どうぞ、と掛けたマルクの声に、エメリヤは低位魔法と高位魔法を一つの文言にまとめて打ち込む。あっさりとやってのけたが、簡単な技術ではない。いくら魔力を持っていても変換能力がなければ宝の持ち腐れだ。犯人も変換能力に優れているのだろう。でもそうなると、宮廷であってもそれほど多くはないはずだ。Nの当たりは既についていても良さそうなのに、未だ報告がない。あのNは、「名前ではなかった」のかもしれない。
「どうだ」
エメリヤの声に、マルクと波長グラフを確かめる。
「形自体は似てますねえ。ただ、切り替わったと思われる位置が結構ずれてますし数値の揺れも小さいです。あと、計算上は普通に八時間持続してますからダメですよ」
マルクの声にエメリヤは溜め息をつき、手袋を外して官服の上着を脱ぐ。長丁場になると察したのだろう。
「文言を変えて調整する」
襟元のボタンを外しシャツの袖をまくり上げた時、ガラスの向こうで大仰な声がした。揃って視線をやると、固唾を飲んで見守る職員達と兄の向こうに、見覚えのある男が現れる。うわあ、と聖女らしからぬ素直な感想を漏らした私に、二人の視線が注がれた。
「司教長官が噂を聞きつけて来たようですね。行って参りますので、検証を続けてください」
小さく咳払いをして聖女に戻り、にやつく笑みを向ける男の元へ向かう。この大事な時に、面倒くさすぎる客だ。司教長官、つまり教皇庁のトップだけはエメリヤ達のような官服を着ていない。私や聖下と同じ、たっぷりとした白の衣装だ。この男も、一応聖職者ではある。
「ああ愛しのオリナ、相変わらず麗しい」
芝居がかった物言いをして、司教長官は大きく腕を広げる。
「ご無沙汰しております。長官」
「そんな野暮な呼び方はよしてくれ、私と君の仲じゃないか」
抱擁の誘いを無視して手を差し出すと、司教長官は両手でがっちりと包み込んだ。すぐ間近まで迫る膨れた腹に苦笑する。

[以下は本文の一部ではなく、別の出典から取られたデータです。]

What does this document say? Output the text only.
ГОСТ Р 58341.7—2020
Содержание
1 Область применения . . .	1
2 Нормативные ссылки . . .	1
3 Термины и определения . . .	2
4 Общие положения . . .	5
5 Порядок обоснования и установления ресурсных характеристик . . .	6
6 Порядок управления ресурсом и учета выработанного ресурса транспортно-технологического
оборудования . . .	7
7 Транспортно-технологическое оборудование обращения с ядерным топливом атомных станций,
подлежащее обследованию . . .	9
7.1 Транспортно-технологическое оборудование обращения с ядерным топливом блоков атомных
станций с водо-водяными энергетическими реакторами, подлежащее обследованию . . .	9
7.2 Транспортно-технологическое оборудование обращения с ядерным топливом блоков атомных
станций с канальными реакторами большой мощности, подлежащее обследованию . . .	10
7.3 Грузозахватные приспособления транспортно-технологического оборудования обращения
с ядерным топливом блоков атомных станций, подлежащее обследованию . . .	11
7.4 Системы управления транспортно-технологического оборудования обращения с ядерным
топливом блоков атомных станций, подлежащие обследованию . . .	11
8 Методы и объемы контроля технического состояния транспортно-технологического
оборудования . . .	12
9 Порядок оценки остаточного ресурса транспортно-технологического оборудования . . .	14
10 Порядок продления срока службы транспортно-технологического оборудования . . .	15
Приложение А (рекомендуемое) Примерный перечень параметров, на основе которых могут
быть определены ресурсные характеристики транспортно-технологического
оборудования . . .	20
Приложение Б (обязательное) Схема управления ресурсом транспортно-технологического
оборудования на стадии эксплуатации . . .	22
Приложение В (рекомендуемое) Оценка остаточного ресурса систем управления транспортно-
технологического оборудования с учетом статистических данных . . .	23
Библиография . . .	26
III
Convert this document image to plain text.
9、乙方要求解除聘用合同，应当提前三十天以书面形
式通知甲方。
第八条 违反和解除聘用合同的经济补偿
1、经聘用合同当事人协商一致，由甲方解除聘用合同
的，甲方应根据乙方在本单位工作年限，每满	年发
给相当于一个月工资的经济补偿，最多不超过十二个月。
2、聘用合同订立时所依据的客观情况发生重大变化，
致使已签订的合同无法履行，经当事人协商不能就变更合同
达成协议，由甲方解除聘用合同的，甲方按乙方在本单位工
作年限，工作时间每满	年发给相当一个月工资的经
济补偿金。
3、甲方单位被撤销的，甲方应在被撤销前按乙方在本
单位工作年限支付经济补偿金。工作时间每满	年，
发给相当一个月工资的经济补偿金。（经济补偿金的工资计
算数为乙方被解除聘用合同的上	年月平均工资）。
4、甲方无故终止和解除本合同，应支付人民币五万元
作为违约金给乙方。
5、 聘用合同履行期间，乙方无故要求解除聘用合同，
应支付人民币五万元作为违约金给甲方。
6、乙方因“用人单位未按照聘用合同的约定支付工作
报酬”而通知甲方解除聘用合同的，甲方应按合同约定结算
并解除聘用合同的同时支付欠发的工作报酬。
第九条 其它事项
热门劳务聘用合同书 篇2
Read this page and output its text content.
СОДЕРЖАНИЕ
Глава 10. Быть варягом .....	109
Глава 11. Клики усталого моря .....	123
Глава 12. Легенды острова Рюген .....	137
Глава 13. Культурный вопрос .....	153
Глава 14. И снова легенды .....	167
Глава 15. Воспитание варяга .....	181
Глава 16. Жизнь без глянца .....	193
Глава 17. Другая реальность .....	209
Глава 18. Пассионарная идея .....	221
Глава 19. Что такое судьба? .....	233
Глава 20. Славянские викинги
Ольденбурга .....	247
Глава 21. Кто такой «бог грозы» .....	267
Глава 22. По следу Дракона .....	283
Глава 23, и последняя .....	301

「本当はすぐにでも駆けつけたかったし昨日も見舞いへ行きたかったのだが、聖下から仕事を言いつけられてしまってね。全く、人使いが荒い」
もちろん意図的に仕事を回してくださったのだろう。人間性は雲泥の差だが聖下は司教長官の伯父で、共にヴァリネノフ家の人間だ。でも未だに、同じ血が流れているとは思えない。
「せっかく宮廷に来ているのだから、夕食を楽しもう。席を用意させる」
司教長官は肉の余った顔に意味ありげな笑みを浮かべて、片手を私の腰に回した。一瞬顔に出た嫌悪を抑え込みそれとなく離れようとするが、小娘の力が叶うわけもない。
「残念ですが、私は捜査のために参りましたので」
「付き合ってくれるなら、来年度の予算に多少の都合をつけてあげてもいいんだが」
周りの目を憚るように私を抱き寄せて耳元で零した時、ぎゃ、と短く気持ちの悪い声がして体が離れた。
「司教長官ともあろう方が聖女に手を出し、あまつさえ予算をエサに言うことを聞かせようとは。恥の感覚をお持ちになっていないらしい」
救いの声に急いで離れ、その背後に逃げ込む。司教長官はエメリヤの手を振りほどき、眉根を寄せてエメリヤを睨みつけた。
「無礼な真似を。どこの者だ」
「エメリヤ・オルジロフ検事正です、司教長官」
名乗ったエメリヤに、司教長官は気づいた様子で鼻で笑う。
「恥にまみれた『穢れた血』が、似合わぬ物言いだな」
蔑む口振りに言い返し掛けた私を制し、エメリヤは司教長官に魔鉱晶を見せた。
「さっきの一幕は全て記録しましたので、上に報告します。追って処分をお待ちください」
「……覚えておくぞ、オルジロフ」
恨めしげに言い残して部屋を出て行く司教長官を、慌てた様子で室長が追う。少しくらいフォローできればいいが。兄が噛みつけなかったのは、強権を発動して私の傍から引き離す可能性があるからだ。
「大丈夫か」
振り向いたエメリヤに苦笑して、視線を伏せる。
「あまり大丈夫ではありませんが、あなたの方が大変でしょう。司教長官に睨まれては、仕事がやりにくくなります」
「気にするな。俺が働かなければほかの奴が働く」
「でも、それでは」
問題を解決したことにはならないだろう。ただそのまま伝えれば言い争いになりそうで、言い淀んだ先が続かない。責めたいわけではないのに、うまい表現が浮かばなかった。エメリヤも何か言えばいいのに、黙ったままだ。意を決して見上げると、すぐに視線が合う。エメリヤの瞳はイワンより少し深い、吸い込まれそうな青だった。
「すみませんが、そういうのは全部終わってからにしてもらえませんかねえ」
向こうから軽くガラスを叩くマルクの声に、はっとする。咄嗟に赤くもならない頬を押さえて、エメリヤを窺う。背を向けて戻って行くエメリヤの耳は、寒風に晒されたかのように赤くなっていた。